In a state where education of girls was unheard of, these young women and men are entering the workforce and changing attitudes towards women and girls. Orphaned girls are leading the way in women’s rights and families from this highly traditional village are now sending their daughters to school. Inspiring? Foster youth are more educated than the girls being raised by their biological parents – there are no educational delays or limitations that these young orphaned women and men experience. To date, 120 children have made their way into this home and have been brought by the police, grandparents unable to afford the care of grandchildren, and concerned citizens. I met one young girl who was studying her BA in commerce, another who was completing her undergraduate studies in Economics and another who had got a job in a bank. In a village where girls could not venture out without their heads covered, their success is nothing short of phenomenal. Their founder in response to my comments gave me her huge smile and said, “The children are good.”

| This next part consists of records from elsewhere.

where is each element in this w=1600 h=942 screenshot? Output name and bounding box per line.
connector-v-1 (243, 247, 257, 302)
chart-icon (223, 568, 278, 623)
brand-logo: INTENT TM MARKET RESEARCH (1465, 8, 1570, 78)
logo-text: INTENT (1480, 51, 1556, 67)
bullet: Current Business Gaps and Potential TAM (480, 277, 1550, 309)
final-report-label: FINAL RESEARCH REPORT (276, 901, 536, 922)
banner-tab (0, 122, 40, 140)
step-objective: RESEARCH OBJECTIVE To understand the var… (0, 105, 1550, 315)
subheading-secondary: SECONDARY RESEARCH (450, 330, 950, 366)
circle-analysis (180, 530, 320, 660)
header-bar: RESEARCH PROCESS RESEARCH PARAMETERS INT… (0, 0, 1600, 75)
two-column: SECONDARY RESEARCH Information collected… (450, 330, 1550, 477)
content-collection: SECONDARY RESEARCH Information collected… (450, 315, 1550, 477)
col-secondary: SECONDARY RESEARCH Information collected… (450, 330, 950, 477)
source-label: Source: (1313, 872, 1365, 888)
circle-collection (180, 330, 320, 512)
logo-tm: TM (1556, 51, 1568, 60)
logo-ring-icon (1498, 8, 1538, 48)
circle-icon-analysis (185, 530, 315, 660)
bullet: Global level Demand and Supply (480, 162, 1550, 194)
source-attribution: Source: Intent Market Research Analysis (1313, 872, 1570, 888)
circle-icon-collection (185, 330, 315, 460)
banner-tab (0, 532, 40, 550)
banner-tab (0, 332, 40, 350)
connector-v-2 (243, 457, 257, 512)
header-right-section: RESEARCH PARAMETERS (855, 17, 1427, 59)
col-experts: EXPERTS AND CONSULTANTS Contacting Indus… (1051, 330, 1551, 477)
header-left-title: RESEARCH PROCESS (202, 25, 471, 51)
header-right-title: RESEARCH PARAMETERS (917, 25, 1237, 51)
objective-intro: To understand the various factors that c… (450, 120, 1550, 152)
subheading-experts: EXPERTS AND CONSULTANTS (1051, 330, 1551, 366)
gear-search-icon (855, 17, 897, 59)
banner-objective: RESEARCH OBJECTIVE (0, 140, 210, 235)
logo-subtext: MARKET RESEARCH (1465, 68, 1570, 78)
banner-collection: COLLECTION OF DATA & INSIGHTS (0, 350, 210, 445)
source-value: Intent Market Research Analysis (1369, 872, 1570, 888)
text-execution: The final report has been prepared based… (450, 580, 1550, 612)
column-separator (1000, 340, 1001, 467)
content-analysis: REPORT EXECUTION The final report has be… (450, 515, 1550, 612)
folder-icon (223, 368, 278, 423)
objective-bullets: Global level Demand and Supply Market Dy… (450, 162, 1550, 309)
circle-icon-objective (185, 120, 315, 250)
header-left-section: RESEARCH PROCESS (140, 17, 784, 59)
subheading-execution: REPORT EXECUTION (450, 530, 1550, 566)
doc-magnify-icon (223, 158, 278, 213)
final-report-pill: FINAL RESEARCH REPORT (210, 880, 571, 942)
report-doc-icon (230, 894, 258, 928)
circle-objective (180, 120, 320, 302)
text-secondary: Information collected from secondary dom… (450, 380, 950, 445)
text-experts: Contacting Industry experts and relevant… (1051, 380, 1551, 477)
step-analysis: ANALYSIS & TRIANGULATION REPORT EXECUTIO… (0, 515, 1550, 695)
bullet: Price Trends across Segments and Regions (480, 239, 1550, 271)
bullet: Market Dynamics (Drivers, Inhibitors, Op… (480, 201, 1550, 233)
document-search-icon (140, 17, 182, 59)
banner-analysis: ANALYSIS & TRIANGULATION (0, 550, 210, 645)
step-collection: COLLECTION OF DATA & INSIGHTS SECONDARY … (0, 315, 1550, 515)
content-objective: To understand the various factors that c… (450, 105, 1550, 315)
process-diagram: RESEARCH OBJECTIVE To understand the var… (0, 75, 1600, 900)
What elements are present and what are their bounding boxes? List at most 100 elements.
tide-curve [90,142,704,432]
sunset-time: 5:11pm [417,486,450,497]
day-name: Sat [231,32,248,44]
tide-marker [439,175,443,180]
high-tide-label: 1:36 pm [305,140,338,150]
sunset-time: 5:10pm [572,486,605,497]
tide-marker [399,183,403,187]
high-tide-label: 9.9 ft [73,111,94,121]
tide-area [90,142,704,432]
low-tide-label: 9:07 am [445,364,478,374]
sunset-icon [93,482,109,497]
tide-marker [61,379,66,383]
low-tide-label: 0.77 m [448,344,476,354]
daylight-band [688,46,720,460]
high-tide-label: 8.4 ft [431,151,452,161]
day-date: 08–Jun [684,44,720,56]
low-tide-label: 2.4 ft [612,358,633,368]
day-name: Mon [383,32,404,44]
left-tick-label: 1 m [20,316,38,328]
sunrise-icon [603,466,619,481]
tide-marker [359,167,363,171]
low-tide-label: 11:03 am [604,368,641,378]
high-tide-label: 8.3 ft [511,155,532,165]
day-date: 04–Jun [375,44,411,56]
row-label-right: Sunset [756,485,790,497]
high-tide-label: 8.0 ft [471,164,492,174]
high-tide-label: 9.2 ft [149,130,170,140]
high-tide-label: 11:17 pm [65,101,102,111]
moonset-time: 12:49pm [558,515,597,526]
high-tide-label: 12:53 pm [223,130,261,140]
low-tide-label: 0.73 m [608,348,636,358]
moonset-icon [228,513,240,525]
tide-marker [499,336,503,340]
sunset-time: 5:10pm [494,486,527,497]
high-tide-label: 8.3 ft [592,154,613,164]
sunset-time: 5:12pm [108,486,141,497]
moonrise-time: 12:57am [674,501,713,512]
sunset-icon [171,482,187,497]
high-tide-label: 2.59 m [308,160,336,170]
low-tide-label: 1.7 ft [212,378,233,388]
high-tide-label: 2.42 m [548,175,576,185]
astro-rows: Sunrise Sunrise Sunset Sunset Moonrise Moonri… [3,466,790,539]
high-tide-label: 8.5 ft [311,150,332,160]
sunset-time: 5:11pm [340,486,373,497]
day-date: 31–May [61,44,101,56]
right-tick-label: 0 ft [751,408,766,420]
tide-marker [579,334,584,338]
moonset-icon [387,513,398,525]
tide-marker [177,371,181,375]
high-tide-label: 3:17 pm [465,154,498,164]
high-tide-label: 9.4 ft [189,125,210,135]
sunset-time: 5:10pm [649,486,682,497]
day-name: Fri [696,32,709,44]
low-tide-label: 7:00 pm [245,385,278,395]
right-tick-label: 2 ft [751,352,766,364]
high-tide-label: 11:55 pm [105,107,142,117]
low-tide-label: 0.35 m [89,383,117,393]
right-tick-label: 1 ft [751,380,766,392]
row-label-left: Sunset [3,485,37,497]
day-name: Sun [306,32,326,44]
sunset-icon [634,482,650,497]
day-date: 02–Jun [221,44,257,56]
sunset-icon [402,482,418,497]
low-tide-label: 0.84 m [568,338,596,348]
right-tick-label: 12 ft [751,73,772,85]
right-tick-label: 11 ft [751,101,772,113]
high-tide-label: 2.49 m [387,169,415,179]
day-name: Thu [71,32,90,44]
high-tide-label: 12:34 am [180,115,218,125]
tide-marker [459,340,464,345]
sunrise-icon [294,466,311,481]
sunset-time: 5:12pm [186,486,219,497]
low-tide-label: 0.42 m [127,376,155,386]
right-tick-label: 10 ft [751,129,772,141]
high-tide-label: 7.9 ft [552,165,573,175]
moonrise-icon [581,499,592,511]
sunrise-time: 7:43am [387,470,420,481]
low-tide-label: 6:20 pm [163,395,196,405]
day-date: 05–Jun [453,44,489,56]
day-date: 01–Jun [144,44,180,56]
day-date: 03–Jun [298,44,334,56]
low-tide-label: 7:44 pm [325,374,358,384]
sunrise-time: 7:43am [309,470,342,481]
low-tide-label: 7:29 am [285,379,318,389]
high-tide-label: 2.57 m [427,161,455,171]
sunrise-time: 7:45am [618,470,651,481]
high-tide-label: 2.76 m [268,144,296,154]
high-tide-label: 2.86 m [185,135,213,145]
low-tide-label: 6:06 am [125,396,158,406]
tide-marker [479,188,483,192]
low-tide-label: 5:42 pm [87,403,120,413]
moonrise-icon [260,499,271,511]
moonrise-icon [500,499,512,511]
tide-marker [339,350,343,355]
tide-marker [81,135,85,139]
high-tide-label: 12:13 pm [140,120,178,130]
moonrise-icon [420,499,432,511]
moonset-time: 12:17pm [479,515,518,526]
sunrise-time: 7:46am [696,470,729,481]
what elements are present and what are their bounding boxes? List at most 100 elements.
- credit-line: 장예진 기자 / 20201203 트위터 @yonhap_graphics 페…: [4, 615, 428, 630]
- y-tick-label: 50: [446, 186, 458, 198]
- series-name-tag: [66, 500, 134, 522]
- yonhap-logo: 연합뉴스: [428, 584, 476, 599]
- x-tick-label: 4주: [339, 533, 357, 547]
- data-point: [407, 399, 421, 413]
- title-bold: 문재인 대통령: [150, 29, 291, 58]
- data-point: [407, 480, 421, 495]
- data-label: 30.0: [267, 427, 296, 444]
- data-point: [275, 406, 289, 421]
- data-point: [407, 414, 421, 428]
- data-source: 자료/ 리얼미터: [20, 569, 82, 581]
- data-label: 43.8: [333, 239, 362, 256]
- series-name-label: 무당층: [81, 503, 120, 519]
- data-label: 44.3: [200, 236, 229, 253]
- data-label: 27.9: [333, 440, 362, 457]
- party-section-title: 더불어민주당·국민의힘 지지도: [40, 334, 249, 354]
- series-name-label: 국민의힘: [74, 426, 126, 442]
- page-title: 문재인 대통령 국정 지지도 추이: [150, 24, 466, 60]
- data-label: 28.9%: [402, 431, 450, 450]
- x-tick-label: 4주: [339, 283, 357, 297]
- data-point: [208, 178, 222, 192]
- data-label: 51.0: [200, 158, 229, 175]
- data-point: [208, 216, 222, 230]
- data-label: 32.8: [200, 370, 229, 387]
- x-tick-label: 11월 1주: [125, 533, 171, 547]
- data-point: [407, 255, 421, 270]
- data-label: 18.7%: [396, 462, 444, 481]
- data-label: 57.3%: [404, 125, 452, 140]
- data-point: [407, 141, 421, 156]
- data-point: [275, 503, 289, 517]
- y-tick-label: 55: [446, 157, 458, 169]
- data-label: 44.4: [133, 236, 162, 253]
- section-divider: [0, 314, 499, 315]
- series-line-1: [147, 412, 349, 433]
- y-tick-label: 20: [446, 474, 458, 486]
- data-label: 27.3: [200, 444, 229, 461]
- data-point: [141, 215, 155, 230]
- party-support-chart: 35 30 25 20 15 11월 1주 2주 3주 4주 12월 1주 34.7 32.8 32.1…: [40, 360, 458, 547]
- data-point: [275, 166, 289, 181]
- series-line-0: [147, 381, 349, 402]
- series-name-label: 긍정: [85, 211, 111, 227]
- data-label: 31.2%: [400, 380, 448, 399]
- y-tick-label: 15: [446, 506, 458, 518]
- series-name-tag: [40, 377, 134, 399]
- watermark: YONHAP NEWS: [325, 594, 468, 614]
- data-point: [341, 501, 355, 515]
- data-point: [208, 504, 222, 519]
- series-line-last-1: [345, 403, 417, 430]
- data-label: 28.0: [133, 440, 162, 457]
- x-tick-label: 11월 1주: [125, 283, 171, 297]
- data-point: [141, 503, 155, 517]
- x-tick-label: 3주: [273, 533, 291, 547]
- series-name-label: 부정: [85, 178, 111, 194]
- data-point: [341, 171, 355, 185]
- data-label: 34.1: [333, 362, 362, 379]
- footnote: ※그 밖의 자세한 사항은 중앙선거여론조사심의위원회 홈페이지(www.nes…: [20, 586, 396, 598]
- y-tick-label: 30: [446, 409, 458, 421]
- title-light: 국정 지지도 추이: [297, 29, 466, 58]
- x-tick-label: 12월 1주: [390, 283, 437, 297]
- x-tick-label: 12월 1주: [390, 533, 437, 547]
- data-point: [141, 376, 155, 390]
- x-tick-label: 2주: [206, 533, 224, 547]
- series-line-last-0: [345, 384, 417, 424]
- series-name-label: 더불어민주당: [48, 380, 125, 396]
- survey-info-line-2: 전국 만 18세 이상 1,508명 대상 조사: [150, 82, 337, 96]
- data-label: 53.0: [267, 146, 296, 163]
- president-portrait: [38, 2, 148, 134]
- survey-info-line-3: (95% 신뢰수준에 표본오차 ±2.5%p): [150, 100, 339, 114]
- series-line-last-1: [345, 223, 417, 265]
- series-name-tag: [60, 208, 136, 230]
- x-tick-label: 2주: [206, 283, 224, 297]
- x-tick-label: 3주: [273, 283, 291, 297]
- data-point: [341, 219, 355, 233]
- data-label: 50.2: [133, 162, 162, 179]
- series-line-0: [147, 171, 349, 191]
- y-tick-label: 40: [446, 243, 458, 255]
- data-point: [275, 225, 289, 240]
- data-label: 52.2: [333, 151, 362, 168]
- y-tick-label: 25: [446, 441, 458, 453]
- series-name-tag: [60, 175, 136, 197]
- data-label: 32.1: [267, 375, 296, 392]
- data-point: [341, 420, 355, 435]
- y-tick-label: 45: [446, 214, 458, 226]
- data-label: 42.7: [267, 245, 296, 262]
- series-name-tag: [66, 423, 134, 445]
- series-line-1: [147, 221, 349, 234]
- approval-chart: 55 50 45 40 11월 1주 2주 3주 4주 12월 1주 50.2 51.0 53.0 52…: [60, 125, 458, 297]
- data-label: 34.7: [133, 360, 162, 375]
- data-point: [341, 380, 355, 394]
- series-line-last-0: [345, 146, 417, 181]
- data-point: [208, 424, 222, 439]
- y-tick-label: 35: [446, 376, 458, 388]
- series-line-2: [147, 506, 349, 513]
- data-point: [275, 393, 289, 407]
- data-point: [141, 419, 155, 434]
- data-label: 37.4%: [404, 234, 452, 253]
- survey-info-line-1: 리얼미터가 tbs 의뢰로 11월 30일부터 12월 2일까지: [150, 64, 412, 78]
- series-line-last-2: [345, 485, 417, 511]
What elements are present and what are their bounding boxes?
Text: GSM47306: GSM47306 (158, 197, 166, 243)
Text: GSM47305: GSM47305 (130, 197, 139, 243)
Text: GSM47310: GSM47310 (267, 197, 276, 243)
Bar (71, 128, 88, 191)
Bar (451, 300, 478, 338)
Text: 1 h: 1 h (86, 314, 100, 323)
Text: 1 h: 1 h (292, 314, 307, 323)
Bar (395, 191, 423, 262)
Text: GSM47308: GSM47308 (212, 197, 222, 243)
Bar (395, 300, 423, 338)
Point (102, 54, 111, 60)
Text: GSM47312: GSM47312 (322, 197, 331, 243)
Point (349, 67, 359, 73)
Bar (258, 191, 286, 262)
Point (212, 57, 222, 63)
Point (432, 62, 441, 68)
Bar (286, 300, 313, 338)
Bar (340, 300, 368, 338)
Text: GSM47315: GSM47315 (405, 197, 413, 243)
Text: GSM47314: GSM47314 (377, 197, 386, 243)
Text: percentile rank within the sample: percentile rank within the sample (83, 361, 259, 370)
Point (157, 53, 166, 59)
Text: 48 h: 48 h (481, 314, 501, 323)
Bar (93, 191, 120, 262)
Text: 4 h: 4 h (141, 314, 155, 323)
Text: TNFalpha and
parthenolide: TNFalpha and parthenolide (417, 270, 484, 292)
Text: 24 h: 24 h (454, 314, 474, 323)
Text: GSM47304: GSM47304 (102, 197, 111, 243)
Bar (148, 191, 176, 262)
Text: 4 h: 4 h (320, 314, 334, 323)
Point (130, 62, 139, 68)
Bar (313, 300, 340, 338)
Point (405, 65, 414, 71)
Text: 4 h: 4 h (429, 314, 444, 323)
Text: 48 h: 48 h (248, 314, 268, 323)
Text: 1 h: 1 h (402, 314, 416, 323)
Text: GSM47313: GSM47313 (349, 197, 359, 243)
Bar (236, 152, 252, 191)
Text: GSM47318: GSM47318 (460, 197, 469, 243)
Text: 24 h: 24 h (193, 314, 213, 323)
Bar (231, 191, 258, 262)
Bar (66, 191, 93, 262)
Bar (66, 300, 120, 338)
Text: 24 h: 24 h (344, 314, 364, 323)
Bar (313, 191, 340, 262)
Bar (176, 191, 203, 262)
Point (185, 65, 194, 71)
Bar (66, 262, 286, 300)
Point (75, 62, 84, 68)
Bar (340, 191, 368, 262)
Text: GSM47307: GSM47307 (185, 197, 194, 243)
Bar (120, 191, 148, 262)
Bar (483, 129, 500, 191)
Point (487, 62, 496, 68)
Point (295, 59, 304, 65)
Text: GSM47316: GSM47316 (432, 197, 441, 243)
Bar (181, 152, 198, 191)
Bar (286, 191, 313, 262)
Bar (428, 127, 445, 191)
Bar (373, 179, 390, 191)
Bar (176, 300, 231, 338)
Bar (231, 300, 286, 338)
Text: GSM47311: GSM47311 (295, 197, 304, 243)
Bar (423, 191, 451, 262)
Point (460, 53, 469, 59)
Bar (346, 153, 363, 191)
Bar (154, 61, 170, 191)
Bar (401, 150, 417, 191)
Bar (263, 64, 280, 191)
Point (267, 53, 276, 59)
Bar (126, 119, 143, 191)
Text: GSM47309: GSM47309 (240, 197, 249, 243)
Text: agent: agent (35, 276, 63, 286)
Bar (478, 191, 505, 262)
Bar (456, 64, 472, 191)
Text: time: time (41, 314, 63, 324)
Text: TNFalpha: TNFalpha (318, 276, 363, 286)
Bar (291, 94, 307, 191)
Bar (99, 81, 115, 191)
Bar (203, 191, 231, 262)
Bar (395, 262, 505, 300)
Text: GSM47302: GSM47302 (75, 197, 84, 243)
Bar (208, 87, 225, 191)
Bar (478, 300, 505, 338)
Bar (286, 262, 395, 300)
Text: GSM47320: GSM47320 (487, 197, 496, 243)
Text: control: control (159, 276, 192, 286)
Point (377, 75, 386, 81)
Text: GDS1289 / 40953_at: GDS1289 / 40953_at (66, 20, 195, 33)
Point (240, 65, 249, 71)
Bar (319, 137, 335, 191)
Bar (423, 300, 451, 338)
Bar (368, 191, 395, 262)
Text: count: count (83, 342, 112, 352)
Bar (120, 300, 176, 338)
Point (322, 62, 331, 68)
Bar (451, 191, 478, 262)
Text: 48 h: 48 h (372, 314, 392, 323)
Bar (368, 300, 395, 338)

I will be collaborating with her on some of her future projects and dreams. The Union Ministry for Child Welfare is also supportive of efforts to work on a feasible foster care system in India.
Sai Kripa and other orphan homes do not take in children who have families that want them. She also willingly gives back children when the state locates parents or family members. Children do come in crisis situations for short placements. There are no courts, no custody battles, no broken hearts, and no case managers. Religion is a choice of each child based on name and family of origin.
Perhaps the simple but profound lesson that Sai Kripa provides is that a mother’s love may not be biological, but when unconditional and pure in form – it envelopes each child within its folds and we see the joy and pride that blossoms into young women and men. Love is a universal phenomenon and this incredible mother has proven that love is truly transformational.